You have an appositive phrase declaring the indirect subjects in the dependent clause, metal/wood/glass/paper, are recyclable unlike the direct subject of the independent clause, plastic.

Rearranging the clauses so they're not backwards.

"We get 99.9% plastic enclosure instead of getting PC cases primarily from metal/wood/glass/paper which can be recycled or repurposed."

Is it no implied that plastic cannot be recycled or repurposed?

Thanks man, that was actually useful. I thought you were just nit-picking or something. I hope I didn't offend you. I am sorry everyone for the off-topic.
 
Let's not worry too much about InWin selling a few thousand plastic pc cases that will last for years.

The design is excellent. You have to look at it as a customizable frame....that's the beauty.
 
Somewhat true, but recycling infrastructure is far better developed in most places for glass and metals, while wood and paper are biodegradable, paper is recyclable, and scrap wood can be further processed into useful products. As such, plastics fall pretty far down the list of recyclability.

Partially right. I agree that tons of hard plastics are problematic at best to recycle in any way. Especially black plastics.

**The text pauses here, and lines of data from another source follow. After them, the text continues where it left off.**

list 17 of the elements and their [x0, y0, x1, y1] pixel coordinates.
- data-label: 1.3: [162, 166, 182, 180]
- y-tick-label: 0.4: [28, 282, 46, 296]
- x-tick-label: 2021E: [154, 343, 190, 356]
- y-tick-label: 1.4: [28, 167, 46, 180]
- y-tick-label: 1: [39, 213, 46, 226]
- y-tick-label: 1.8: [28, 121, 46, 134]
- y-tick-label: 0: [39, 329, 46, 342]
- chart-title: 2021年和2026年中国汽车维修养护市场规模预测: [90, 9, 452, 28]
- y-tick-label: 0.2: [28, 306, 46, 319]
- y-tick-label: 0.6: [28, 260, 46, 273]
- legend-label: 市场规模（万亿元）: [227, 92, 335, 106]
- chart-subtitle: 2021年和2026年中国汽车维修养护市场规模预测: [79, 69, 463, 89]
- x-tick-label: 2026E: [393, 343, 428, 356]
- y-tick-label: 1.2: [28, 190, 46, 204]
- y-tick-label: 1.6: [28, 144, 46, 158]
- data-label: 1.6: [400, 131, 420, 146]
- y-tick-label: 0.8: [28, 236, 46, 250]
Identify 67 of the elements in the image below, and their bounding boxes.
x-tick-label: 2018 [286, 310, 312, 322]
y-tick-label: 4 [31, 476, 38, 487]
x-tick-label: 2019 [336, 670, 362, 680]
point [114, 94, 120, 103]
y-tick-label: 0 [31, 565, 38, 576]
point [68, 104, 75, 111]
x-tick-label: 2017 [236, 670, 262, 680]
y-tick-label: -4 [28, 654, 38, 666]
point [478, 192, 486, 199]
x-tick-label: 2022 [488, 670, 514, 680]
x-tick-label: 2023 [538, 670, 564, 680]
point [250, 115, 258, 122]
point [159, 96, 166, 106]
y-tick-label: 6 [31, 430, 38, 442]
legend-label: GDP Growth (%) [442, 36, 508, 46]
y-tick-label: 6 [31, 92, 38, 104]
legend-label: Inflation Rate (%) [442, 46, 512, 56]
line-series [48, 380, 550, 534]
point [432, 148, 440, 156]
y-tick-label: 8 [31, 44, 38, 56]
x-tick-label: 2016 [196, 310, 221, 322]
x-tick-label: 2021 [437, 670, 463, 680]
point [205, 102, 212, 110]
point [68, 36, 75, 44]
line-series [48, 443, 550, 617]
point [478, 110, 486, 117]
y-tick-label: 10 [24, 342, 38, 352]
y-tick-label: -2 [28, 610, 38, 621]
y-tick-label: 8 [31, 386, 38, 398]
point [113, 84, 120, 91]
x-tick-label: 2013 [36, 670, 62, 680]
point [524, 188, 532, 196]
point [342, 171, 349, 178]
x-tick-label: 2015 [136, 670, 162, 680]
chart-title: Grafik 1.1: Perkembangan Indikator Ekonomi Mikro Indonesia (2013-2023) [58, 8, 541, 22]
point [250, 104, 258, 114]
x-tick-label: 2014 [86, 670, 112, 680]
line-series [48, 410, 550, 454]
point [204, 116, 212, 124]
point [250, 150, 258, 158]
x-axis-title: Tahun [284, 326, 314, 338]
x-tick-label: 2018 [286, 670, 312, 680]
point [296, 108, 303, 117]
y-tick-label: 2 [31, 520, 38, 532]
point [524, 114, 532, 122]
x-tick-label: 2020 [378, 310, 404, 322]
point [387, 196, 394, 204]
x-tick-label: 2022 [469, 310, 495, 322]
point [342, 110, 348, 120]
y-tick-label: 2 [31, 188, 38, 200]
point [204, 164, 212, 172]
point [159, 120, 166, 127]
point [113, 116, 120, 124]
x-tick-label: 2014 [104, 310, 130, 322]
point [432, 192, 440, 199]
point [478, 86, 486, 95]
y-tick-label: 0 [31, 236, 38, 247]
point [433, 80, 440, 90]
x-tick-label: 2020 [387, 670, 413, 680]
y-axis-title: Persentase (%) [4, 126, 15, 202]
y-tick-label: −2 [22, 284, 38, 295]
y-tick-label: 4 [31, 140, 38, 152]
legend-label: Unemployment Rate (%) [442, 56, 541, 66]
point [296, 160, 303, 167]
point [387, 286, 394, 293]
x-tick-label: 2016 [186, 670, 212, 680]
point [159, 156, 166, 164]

Clean paper (like e.g. simple newspaper/printer paper with weight of 40-80g/m2) yeah sure. But you can't recycle paper fused with polymers, aluminium (ubiquitous Tetra-pack style solutions - e.g. tubes from Pringles chips or any UHT milk) and many, many other. You can recycle to some degree heavy duty cardboard, but recycling them is much more toxic than recycling for example HDPE, which is simply trivial. By default recycling any paper resistant to water (fused with polymers or tons of cellulose) is neither economical nor environmentally viable. You'll produce less waste by burning them than recycling.

Biodegradability of paper fused with plastics/metals (like 75% of paper used today) is highly questionable at best.